ACT I

Mathematical Prologue: Scenes 3 – 8 focus on geometric optics to establish a success story for modeling. The models are based on three mathematical principles which can be dealt with at various mathematical levels. The three principles are:

• Fermat’s Principle: In its simplest and most anthropomorphic form Fermat’s Principle states that light traveling from one point to another follows the fastest path. This form is sufficient for much of the work we do here. The more sophisticated and useful form is that light follows a path that is a critical point of the time traveled function. In a Calculus or post-Calculus course this form should be introduced.
• Snell’s Law: Snell’s Law provides a relationship between the angle of incidence and angle of coincidence of light crossing a boundary between two mediums in which it travels at different speeds. The derivation of Snell’s Law from Fermat’s Principle is a standard Calculus problem. See the problem below from Stewart’s Calculus book. Note that the angles are measured with respect to the normal vector to the boundary at the point where the light crosses. This is particularly convenient for us because we will look at planar and spherical boundaries and the normal vector is easily found without using Calculus.

• The Law of Reflection: The Law of Reflection states that when light bounces off a reflective surface then the angles of incidence and coincidence are equal. This law is easily derived from Fermat’s Law for a flat surface using elementary geometry (See This) and for a more general surface using Calculus.

Students should know a bit about two- and three-dimensional vectors and can be either pre-Calculus, taking Calculus or post-Calculus.

ACTORS: You are playing the part of your students who are living the lives of scientists building an understanding of light and optics. The material in these scenes can enrich and motivate single and multivariable Calculus courses.

This is a prelude and background for later study of quantum science.

In your role you have very limited knowledge of light and optics. Basically, we begin with the RGB model of color and are limited to the observations and experiments we do in this act.

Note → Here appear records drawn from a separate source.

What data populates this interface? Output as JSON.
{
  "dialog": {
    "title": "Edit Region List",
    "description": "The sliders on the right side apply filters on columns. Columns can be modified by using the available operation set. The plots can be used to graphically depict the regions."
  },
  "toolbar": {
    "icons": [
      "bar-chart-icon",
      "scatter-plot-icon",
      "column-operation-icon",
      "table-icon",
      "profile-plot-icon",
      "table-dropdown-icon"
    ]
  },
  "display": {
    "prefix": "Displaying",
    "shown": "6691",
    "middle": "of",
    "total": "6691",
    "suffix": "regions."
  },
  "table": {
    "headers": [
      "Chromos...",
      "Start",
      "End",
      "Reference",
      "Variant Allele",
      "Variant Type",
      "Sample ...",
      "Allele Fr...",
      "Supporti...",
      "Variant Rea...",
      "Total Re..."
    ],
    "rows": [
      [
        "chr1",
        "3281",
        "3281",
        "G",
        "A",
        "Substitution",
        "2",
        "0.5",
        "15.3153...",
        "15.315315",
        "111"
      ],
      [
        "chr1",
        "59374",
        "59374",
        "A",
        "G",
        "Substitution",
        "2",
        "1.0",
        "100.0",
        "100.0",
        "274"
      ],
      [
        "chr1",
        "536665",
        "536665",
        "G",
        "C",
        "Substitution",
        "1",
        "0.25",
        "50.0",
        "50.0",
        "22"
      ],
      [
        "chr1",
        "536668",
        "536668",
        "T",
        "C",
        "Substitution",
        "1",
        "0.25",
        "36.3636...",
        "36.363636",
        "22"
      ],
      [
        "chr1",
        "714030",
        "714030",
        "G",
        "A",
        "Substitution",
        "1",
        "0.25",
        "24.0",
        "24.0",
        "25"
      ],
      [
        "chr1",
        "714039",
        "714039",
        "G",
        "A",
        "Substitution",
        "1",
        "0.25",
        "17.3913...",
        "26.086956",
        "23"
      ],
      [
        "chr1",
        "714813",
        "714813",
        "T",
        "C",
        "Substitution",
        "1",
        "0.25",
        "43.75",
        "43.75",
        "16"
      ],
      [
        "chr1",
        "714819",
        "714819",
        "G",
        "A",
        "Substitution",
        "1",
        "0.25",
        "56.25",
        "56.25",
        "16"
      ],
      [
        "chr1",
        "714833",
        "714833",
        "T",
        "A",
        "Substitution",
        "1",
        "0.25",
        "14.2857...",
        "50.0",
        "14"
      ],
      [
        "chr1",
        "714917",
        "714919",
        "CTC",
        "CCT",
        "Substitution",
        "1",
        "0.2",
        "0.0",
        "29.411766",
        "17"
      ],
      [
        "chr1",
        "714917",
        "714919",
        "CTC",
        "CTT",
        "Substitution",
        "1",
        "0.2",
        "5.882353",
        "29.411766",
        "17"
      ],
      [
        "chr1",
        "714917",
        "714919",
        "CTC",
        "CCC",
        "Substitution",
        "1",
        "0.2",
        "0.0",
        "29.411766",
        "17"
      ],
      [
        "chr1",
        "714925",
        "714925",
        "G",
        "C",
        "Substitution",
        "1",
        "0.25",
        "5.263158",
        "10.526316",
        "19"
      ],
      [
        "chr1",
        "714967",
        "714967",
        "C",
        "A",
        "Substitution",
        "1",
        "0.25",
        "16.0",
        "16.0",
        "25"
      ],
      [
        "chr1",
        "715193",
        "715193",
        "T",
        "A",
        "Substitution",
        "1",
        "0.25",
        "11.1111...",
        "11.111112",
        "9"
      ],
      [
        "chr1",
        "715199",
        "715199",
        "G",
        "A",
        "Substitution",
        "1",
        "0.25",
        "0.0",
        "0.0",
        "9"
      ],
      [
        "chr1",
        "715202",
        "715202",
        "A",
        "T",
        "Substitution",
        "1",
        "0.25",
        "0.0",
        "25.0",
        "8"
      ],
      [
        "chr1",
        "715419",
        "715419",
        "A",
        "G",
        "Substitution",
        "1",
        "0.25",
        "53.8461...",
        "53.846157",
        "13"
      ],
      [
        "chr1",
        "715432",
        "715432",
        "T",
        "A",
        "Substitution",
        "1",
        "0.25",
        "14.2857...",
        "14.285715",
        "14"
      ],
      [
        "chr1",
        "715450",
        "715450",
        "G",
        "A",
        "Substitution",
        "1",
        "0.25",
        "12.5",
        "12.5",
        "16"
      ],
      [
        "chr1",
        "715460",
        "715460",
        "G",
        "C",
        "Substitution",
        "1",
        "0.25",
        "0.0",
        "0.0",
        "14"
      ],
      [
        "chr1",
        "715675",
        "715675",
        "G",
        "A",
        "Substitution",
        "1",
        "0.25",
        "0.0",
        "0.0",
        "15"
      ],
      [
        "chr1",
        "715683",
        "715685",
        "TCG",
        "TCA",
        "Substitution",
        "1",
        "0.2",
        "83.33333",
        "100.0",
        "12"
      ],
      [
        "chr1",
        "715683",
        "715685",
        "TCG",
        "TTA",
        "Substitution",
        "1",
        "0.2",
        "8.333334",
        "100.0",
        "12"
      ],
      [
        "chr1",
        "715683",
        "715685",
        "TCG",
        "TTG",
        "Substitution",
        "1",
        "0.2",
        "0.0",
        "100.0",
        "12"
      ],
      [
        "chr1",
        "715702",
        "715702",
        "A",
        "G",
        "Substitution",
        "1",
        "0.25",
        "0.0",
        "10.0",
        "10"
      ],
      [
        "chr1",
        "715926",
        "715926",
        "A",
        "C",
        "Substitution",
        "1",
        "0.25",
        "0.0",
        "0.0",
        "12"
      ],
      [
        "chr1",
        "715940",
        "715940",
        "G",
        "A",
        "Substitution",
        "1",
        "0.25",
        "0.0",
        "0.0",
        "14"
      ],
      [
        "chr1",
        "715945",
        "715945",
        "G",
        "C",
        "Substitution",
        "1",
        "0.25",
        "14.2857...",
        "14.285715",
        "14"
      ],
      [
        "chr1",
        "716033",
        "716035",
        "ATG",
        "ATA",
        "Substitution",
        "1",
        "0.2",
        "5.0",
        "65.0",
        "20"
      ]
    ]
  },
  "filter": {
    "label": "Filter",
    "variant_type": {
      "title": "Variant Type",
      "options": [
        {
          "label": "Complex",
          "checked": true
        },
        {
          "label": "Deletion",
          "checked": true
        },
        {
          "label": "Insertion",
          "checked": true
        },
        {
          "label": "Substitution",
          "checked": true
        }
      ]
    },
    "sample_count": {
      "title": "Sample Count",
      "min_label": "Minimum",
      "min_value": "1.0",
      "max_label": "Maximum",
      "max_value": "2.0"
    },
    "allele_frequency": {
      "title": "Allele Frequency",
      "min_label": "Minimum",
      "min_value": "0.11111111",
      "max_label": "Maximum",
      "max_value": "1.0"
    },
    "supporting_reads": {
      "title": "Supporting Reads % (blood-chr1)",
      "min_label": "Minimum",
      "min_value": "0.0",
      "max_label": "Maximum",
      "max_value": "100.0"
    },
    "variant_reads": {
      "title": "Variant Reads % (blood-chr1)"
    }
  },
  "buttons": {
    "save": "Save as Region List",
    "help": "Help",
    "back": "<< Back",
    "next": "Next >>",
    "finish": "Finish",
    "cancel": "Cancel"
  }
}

Please stay in your role.

• Scene 1: Color based on the RGB Model
• Scene 2: Polarization
• Scene 3: Geometric Optics – The Mirascope
• Scene 4: Geometric Optics -Refraction and Fishing
• Scene 5: Geometric Optics – Refraction As Seen By A Fish
• Scene 6: Geometric Optics – Refraction – Crystal Balls
• Scenes 7 and 8 look at reflection in curved mirrors. Here is a short unit that uses just elementary geometry to study reflections in flat mirrors.
• Scene 7: Geometric Optics – Reflection and Make-up Mirrors
• Scene 8: Geometric Optics – Reflection and Traffic
• Scene 9: Geometric Optics Breaks Down – Diffraction

Big Open Questions

We’ve come a long way. We’ve been able to build models that work for many different optical phenomena. We’ve looked at some of the evidence for wave mechanics and we’ve seen many different phenomena both ones for which we have good models and ones for which we have many questions. We’ve set the stage for studying quantum science. One nice introduction is this talk from Qiskit. In particular, it discusses three difficult but essential ideas in quantum science and quantum computing.

• Superposition: We usually think of something as being one state or another but superposition allows something to be in a probabilistic combination of several states at once. This idea is very unsettling for those of us who live in a world whose scale is larger than the quantum scale. In fact, Einstein famously said, “God does not play dice … “
• Entanglement: The possibility that states of two different particles in two different places are connected.
• Interference

There is a wealth of experimental evidence supporting these ideas, however strange they seem to be at first. We can’t reach an understanding of these ideas in a short minicourse like this whether we’re mathematicians or our students but we hope that we’ve laid a basis for further work.